A native XFS filesystem (not VxFS) has been created on a VxVM volume and Veritas AMF (Asynchronous Monitoring Framework) monitoring the resources.

Veritas Engineering have identified the potential cause of the panic stack for this incident.The issue occurs because AMF holds a spin lock and then calls a kernel function that either takes a long time or needs to sleep.

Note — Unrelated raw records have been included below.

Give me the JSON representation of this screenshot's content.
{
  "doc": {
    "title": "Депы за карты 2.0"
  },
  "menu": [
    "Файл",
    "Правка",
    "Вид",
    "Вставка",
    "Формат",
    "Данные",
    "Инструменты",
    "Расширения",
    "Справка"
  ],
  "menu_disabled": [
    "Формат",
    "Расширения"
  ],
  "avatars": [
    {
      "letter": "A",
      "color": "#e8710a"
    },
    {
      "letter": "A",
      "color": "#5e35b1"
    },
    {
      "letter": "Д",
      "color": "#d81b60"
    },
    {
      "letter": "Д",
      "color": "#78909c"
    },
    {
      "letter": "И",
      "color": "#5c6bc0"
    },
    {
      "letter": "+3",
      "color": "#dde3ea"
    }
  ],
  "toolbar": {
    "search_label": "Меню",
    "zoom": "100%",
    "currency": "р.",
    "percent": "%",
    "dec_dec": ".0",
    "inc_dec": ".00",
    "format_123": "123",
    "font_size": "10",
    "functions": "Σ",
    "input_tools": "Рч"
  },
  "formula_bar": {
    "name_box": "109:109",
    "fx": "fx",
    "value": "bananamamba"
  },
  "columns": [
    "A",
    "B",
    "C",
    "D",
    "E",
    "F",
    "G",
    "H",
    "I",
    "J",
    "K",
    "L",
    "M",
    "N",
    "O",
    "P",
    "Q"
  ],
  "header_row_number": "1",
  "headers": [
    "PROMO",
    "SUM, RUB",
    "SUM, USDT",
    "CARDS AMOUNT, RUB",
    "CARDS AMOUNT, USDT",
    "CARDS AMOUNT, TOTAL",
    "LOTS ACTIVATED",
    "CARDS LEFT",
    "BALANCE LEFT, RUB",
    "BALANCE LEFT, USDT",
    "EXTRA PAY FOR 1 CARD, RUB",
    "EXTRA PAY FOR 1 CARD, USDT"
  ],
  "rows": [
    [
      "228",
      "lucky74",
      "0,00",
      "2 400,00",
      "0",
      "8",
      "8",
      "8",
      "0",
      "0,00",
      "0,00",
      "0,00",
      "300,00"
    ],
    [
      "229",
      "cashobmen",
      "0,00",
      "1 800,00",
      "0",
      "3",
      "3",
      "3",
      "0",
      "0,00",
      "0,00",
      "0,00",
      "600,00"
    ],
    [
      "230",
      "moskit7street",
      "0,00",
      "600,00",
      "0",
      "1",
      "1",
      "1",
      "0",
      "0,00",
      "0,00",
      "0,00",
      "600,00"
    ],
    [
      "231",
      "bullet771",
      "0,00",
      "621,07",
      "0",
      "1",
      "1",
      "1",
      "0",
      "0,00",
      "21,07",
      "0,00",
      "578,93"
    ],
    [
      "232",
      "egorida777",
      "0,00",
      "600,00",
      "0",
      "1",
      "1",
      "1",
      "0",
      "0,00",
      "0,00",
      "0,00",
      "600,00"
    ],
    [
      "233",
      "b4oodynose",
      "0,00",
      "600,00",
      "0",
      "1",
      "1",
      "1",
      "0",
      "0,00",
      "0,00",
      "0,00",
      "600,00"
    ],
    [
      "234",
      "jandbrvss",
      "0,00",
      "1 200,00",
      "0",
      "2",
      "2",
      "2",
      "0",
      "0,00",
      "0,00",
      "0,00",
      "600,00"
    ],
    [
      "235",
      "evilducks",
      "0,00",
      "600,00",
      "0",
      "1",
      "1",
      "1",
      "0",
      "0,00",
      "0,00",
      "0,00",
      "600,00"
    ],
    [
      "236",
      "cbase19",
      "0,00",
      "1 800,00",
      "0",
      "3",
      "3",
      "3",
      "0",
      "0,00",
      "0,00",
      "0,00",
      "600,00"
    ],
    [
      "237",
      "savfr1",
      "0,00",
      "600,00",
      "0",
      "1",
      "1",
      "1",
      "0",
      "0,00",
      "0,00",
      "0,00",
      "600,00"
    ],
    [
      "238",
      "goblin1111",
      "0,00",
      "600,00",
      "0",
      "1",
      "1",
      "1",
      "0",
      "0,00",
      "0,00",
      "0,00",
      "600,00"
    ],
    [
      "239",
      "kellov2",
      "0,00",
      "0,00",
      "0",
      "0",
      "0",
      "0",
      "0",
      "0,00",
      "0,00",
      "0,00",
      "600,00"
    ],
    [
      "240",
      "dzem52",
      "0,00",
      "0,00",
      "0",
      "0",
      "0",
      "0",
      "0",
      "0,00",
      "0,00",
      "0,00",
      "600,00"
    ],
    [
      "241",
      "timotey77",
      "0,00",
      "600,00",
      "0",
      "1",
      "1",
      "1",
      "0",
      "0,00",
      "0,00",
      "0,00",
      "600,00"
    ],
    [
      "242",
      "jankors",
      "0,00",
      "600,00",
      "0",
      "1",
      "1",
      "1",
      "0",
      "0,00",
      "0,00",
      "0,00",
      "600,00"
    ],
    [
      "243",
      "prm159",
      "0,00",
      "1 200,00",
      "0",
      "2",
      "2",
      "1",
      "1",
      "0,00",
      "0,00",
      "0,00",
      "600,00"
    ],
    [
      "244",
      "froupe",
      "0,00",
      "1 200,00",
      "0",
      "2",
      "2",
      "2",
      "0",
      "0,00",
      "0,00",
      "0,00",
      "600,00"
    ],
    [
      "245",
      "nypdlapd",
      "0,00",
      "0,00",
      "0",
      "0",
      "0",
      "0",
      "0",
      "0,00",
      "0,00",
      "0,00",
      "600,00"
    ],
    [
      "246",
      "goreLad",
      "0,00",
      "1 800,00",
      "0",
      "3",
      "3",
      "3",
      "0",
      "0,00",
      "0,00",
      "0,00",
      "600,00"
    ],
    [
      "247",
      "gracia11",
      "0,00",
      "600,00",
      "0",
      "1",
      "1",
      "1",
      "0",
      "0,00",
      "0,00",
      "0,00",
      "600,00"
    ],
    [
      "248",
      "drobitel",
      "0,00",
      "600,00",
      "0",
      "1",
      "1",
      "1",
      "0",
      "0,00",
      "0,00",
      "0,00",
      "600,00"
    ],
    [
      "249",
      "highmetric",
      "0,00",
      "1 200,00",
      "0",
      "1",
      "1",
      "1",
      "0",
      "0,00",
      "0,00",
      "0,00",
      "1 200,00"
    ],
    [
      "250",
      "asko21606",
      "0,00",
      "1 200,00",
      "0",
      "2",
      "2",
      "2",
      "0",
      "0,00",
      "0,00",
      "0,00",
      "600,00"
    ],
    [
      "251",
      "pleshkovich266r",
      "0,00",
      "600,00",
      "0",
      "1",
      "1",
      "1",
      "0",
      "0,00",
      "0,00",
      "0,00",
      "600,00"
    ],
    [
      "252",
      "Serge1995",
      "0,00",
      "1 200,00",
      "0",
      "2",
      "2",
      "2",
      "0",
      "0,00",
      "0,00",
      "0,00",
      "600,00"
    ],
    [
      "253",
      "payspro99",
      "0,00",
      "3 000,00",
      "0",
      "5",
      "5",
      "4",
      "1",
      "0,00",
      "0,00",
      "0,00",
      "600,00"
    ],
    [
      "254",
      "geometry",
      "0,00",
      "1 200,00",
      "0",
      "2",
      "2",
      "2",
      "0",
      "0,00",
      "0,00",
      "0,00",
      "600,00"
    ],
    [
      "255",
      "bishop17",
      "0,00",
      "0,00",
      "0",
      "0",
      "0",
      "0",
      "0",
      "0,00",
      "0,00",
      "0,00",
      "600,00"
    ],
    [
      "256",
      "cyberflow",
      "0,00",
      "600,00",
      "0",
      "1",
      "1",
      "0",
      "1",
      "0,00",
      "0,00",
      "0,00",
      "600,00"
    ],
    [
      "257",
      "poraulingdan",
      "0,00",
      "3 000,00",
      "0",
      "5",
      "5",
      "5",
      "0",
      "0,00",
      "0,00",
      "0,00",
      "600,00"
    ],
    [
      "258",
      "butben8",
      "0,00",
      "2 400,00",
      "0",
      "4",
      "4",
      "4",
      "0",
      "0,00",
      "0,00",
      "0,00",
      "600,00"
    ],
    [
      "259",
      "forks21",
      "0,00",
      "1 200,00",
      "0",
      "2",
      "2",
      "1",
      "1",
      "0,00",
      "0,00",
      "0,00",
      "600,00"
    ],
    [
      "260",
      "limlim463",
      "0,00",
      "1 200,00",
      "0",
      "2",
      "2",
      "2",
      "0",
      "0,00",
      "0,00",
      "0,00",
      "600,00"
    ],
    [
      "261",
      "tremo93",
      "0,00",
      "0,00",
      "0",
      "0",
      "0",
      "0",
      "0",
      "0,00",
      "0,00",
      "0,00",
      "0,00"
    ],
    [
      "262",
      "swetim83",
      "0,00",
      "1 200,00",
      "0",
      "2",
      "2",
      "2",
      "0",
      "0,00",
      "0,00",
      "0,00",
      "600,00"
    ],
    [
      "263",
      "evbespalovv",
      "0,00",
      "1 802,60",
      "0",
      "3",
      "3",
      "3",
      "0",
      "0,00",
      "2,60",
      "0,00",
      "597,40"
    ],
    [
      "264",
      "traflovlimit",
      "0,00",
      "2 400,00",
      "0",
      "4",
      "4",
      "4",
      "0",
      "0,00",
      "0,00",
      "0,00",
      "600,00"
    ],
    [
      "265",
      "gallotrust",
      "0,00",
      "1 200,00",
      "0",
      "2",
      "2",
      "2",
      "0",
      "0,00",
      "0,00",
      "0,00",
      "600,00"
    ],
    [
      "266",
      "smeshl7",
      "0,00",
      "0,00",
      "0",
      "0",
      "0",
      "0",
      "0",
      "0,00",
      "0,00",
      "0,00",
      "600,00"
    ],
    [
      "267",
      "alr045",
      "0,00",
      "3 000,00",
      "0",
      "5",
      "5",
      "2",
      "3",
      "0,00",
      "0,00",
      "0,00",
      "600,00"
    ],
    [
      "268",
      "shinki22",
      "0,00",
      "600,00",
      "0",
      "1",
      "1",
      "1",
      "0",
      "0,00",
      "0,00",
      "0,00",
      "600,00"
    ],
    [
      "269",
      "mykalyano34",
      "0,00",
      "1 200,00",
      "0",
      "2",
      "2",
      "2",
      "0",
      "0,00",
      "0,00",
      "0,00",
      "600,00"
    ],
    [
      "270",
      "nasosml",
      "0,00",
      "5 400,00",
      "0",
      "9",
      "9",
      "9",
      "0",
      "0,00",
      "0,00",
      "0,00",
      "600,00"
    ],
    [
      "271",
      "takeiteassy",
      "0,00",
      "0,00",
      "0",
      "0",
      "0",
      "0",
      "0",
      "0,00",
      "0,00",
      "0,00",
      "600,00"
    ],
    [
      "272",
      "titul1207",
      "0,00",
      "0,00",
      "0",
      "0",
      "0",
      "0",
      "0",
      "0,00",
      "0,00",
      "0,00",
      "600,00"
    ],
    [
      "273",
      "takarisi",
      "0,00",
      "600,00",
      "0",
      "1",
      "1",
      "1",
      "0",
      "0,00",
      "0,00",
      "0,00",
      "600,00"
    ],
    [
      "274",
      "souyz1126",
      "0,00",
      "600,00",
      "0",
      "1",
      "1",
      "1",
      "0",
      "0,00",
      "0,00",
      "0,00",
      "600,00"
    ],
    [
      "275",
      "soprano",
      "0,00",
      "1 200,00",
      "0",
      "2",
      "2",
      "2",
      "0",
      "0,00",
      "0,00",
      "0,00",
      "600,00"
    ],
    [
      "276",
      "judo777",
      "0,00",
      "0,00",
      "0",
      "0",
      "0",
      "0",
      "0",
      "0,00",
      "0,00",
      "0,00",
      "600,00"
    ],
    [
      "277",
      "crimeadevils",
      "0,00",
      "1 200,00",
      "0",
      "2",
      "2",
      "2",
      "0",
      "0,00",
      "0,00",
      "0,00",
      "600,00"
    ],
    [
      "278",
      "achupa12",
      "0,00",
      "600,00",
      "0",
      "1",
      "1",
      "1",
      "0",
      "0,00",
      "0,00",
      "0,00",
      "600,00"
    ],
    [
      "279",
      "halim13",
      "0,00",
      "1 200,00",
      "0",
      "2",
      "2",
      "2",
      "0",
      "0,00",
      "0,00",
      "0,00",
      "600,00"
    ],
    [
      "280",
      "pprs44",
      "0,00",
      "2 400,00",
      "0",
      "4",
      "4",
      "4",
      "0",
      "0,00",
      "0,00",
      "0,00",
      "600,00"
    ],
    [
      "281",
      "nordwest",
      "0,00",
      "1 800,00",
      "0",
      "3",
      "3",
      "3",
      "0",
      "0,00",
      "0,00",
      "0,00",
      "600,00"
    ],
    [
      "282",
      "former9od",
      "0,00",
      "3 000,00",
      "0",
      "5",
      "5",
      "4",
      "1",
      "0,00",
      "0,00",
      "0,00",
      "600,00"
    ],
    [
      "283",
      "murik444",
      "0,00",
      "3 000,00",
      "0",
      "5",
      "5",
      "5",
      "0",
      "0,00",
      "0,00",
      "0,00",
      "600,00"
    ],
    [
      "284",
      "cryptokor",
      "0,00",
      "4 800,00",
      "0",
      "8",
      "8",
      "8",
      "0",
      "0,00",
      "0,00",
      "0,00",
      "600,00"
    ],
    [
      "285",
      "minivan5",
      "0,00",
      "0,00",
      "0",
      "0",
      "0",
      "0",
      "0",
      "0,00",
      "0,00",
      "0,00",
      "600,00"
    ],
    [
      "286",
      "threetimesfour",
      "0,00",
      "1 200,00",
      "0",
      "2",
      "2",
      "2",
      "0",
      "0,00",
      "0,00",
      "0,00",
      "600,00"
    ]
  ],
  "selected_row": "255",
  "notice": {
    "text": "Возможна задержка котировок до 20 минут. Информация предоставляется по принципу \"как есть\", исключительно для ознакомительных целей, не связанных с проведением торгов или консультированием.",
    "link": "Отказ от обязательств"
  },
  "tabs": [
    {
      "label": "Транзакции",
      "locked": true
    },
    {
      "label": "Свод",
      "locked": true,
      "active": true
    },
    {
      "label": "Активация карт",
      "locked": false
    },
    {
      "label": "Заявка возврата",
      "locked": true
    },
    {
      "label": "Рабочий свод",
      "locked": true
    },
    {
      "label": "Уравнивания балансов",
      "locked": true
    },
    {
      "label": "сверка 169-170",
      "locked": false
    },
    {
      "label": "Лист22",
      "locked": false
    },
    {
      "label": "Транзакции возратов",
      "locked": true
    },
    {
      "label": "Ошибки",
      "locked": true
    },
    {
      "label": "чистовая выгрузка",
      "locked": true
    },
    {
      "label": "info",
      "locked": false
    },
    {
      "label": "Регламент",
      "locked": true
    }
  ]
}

As a workaround we can disable the AMF for the particular agent.

Veritas Engineering plans to include a fix in upcoming versions, but currently, the workaround is the only available solution.

 

Resolution

Disable intelligent resource monitoring for a particular resource type (Mount agent type).

1) Make the VCS configuration writable.

# haconf -makerw

2) To disable intelligent resource monitoring for all the resources of a certain type, run the following command:

# hatype -modify resource_type IMF -update Mode 0

3) Save the VCS configuration.

# haconf -dump -makero

Issue/Introduction

The server experienced a panic during reboot when attempting to unmount the filesystem. This problem observed on RHEL 9.3 with Infoscale 8.0.2.1500.